É o que vem decidindo o STJ como se percebe pelo julgado abaixo.

FRANCISCO MANGIERI:

Aproveito ainda para perguntar: e a notificação exclusivamente eletrônica do IPTU, abolindo o carnê impresso, é possível?

Respondo convictamente que sim! Aliás, não só pode ser digital a notificação do IPTU, como deve!

Já passou da hora de substituirmos o papel pelos documentos eletrônicos.

Para tanto, basta criar o domicílio tributário eletrônico por lei e regulamentá-lo via decreto ou mesmo instrução normativa.
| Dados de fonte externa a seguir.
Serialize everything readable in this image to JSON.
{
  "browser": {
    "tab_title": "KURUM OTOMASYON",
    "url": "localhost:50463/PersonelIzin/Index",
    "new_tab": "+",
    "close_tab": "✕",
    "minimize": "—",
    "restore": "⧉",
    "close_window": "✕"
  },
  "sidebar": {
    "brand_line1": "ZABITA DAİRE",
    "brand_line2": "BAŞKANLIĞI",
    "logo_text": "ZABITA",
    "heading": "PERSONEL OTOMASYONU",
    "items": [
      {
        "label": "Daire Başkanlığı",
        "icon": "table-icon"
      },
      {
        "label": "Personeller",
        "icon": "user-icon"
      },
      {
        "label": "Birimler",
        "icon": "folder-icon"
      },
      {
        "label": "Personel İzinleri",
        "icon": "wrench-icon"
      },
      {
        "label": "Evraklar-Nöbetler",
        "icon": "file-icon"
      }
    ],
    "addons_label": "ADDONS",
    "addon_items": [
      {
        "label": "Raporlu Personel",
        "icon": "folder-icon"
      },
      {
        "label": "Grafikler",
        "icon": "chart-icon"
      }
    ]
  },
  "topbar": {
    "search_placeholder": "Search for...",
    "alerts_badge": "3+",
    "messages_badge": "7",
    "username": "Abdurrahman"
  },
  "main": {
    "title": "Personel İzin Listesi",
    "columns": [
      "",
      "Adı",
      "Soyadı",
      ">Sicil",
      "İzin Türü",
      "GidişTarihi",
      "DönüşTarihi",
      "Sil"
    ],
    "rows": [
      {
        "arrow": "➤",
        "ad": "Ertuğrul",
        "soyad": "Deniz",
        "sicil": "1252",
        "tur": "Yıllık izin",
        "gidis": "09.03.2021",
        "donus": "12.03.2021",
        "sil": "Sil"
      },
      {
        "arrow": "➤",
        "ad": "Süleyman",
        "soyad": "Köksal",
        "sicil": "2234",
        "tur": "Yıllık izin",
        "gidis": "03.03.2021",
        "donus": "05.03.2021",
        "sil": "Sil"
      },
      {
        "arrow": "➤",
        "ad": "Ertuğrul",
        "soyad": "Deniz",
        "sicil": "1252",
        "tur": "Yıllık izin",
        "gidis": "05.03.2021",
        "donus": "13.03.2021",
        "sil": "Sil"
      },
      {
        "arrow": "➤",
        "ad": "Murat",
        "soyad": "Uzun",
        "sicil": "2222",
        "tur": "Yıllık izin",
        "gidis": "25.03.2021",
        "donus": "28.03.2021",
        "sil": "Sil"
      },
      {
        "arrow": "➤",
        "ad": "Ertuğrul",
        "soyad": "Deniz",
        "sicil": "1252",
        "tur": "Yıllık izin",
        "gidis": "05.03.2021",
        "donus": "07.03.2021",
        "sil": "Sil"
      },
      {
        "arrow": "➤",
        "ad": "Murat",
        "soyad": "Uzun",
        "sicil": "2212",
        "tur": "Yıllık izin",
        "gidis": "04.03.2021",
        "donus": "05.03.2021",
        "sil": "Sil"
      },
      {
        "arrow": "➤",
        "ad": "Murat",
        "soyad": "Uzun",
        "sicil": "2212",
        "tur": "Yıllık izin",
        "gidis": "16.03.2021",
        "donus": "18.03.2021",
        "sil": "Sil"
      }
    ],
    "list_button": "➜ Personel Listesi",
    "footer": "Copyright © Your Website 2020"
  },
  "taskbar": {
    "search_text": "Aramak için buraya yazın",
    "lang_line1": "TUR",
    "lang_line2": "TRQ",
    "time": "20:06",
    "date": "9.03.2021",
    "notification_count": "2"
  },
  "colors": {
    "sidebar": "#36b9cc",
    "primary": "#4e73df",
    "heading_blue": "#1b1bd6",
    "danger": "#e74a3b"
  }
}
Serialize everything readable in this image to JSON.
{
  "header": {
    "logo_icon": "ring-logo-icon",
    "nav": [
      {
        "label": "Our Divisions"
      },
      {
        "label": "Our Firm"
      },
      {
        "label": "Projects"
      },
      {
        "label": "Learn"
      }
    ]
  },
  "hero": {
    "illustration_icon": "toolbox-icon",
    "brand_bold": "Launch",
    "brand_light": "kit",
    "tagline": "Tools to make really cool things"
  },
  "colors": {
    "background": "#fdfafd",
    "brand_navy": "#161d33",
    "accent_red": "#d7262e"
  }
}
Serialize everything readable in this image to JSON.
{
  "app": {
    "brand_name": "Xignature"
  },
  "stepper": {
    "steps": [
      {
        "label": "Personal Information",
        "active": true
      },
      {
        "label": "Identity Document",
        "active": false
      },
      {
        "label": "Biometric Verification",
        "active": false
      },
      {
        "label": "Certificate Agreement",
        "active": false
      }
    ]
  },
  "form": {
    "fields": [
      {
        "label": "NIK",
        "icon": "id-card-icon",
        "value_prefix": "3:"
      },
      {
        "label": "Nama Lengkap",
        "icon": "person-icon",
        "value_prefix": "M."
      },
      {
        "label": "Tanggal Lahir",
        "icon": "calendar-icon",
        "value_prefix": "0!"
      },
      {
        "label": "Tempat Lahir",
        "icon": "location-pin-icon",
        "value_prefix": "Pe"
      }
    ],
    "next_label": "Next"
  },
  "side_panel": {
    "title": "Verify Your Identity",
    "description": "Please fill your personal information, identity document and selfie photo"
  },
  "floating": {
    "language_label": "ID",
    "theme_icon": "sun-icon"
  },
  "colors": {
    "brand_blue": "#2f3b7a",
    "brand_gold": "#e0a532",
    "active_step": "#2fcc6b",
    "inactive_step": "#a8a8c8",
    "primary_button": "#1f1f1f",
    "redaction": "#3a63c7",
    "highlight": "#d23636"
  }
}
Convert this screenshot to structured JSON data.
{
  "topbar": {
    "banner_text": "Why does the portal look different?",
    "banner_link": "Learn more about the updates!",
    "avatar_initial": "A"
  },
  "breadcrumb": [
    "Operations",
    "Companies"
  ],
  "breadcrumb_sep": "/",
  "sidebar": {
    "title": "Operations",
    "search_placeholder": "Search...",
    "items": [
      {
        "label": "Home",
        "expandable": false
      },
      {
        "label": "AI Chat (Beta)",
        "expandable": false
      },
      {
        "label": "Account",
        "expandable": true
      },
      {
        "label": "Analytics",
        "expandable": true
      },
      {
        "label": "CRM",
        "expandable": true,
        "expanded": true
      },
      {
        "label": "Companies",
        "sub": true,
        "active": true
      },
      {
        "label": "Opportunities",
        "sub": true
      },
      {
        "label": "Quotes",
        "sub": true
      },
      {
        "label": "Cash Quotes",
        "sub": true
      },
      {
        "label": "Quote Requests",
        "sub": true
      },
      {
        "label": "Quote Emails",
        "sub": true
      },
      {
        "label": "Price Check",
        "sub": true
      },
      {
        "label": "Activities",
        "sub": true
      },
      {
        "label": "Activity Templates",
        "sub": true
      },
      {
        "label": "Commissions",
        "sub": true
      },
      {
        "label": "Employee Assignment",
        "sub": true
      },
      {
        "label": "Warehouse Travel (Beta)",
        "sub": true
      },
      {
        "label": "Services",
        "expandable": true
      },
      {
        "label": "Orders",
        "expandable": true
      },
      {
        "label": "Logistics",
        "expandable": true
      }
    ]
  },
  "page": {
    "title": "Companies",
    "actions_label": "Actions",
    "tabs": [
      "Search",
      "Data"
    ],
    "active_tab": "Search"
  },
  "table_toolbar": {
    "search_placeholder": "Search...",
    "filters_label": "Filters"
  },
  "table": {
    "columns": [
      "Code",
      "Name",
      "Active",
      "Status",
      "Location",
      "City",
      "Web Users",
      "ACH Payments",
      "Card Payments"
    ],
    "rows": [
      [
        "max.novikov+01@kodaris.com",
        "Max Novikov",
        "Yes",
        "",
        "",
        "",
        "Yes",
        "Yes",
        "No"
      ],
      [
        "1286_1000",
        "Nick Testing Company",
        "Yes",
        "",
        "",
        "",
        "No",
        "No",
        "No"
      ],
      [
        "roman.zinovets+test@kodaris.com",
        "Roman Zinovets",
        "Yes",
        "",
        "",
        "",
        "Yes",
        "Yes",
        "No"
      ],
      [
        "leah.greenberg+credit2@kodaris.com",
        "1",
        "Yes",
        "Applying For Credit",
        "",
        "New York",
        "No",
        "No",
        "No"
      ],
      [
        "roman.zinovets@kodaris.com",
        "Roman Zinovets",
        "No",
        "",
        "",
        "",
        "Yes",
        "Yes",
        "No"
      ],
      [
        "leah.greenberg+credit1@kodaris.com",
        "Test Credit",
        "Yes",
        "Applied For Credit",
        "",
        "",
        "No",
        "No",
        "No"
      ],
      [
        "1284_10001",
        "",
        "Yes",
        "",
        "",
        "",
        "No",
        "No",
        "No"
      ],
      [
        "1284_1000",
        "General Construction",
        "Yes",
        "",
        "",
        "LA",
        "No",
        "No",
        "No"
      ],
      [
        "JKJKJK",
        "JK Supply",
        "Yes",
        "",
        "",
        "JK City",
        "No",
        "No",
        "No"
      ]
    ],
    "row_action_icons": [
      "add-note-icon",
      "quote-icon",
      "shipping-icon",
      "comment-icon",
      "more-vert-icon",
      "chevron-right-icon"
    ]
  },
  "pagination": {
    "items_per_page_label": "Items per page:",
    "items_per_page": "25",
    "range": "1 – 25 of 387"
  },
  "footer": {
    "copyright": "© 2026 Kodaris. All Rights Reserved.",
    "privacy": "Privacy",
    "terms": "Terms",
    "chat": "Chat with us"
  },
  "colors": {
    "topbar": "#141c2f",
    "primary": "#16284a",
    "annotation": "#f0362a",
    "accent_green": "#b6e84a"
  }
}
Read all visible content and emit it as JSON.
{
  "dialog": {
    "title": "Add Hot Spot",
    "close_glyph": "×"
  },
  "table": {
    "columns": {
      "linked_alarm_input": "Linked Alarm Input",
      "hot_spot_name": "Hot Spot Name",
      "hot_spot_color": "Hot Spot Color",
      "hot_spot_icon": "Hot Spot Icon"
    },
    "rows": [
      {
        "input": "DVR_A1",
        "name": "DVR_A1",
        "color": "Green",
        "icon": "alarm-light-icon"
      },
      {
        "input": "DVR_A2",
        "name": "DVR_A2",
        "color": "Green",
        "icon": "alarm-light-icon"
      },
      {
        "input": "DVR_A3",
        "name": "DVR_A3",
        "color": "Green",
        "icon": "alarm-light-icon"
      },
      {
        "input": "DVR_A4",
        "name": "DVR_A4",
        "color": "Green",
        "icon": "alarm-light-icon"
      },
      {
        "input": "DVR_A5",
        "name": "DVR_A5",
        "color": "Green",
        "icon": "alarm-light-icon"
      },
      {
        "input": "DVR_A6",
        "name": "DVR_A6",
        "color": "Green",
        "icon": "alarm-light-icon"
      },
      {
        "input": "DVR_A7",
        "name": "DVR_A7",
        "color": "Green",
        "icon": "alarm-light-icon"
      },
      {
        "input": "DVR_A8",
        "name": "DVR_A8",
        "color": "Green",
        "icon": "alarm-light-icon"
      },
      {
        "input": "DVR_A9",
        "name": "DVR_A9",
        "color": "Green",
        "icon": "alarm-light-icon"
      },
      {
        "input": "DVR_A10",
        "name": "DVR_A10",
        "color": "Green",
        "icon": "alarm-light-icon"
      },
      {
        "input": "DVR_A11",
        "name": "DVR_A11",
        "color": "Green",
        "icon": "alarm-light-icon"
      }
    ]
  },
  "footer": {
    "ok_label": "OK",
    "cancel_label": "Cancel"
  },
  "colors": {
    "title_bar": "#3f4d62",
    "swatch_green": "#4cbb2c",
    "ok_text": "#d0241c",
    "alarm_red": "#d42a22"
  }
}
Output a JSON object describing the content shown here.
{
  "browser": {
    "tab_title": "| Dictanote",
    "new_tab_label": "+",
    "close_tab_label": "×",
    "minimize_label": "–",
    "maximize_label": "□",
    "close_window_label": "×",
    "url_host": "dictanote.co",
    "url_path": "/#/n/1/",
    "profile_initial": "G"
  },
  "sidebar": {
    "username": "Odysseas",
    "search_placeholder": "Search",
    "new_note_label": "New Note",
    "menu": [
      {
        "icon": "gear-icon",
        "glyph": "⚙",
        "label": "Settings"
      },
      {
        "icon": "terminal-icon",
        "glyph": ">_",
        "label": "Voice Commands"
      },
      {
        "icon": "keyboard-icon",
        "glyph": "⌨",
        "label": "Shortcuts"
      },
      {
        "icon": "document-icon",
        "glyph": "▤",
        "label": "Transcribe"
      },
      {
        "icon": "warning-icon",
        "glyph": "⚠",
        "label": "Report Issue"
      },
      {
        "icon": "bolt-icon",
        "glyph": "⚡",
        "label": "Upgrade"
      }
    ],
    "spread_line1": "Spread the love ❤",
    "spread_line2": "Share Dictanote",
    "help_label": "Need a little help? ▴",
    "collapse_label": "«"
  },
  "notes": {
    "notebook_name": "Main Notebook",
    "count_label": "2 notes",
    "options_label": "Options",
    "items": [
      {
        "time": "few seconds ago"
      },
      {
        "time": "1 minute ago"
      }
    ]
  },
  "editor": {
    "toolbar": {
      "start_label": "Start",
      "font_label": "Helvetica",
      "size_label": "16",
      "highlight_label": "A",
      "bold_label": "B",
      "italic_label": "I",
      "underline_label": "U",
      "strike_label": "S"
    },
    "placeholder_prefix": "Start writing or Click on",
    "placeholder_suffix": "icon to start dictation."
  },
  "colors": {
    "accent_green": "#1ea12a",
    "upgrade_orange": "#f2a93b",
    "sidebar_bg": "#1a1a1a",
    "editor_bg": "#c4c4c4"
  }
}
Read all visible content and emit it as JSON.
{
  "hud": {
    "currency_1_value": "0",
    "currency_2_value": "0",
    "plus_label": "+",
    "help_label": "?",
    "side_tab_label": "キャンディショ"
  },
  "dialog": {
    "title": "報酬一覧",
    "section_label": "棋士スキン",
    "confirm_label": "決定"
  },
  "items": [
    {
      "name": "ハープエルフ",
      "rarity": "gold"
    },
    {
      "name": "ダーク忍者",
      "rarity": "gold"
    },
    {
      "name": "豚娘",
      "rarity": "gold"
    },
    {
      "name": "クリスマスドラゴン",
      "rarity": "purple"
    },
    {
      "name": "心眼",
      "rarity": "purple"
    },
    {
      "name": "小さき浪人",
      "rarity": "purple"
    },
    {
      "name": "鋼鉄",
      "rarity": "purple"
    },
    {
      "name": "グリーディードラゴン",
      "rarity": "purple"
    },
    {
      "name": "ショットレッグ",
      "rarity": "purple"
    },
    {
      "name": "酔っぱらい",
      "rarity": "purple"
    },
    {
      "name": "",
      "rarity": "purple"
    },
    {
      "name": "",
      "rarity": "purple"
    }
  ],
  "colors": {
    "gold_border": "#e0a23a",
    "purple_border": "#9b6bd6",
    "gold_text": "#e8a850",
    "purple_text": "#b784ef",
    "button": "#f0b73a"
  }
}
Fica, pois, a dica.

Segue o referido acórdão do STJ sobre a matéria:

Processo
AgInt no AREsp 1686549 / MS
AGRAVO INTERNO NO AGRAVO EM RECURSO ESPECIAL
2020/0076794-9
Relator(a)
Ministro HERMAN BENJAMIN (1132)
Órgão Julgador
T2 - SEGUNDA TURMA
Data do Julgamento
16/12/2020
Data da Publicação/Fonte
DJe 18/12/2020
Ementa
PROCESSUAL CIVIL E TRIBUTÁRIO. CDA. PREENCHIMENTO DOS REQUISITOS
LEGAIS. REVISÃO. SÚMULA 7/STJ. NÃO RECEBIMENTO DO CARNÊ DO IPTU.
ÔNUS DO CONTRIBUINTE.
1. A notificação do lançamento do IPTU ocorre com o envio da
correspondente guia de recolhimento do tributo para o endereço do
imóvel do contribuinte, com as informações que lhe permitam, caso
não concorde com a cobrança, impugná-la administrativa ou
judicialmente. Para afastar tal presunção, cabe ao contribuinte
comprovar o não recebimento da guia, conforme orientação firmada no
julgamento do REsp 1.111.124/PR, sob o rito dos recursos repetitivos.
2. Quanto à alegada nulidade da Certidão de Dívida Ativa, em sentido
diverso entendeu o acórdão impugnado: "A CDA juntada à f. 02 da
Execução preenche todos os requisitos legais para a exigibilidade do
crédito (art. 202, I a V, e parágrafo único, do CTN), pois há
referência expressa ao nome do devedor, o domicílio (endereço), a
quantia devida (montante principal, juros e correção), a data da
inscrição em dívida ativa, os fundamentos legais da cobrança do
principal e dos acréscimos (Leis nº 3.428/1997 e 7.756/1998), e, se
for o caso, o processo administrativo (o que não ocorre com o IPTU,
em que o imposto é lançado de ofício)". A instância de origem
decidiu a questão com fundamento no suporte fático-probatório dos
autos, cujo reexame é inviável no Superior Tribunal de Justiça, ante
o óbice da Súmula 7/STJ: "A pretensão de simples reexame de prova
não enseja Recurso Especial".
3. Agravo Interno não provido.
Acórdão
Vistos e relatados estes autos em que são partes as acima indicadas,
acordam os Ministros da Segunda Turma do Superior Tribunal de
Justiça, por unanimidade, negar provimento ao recurso, nos termos do
voto do Sr. Ministro Relator.
Os Srs. Ministros Francisco Falcão, Og Fernandes, Mauro Campbell
Marques e Assusete Magalhães votaram com o Sr. Ministro Relator.
Presidiu o julgamento o Sr. Ministro Herman Benjamin.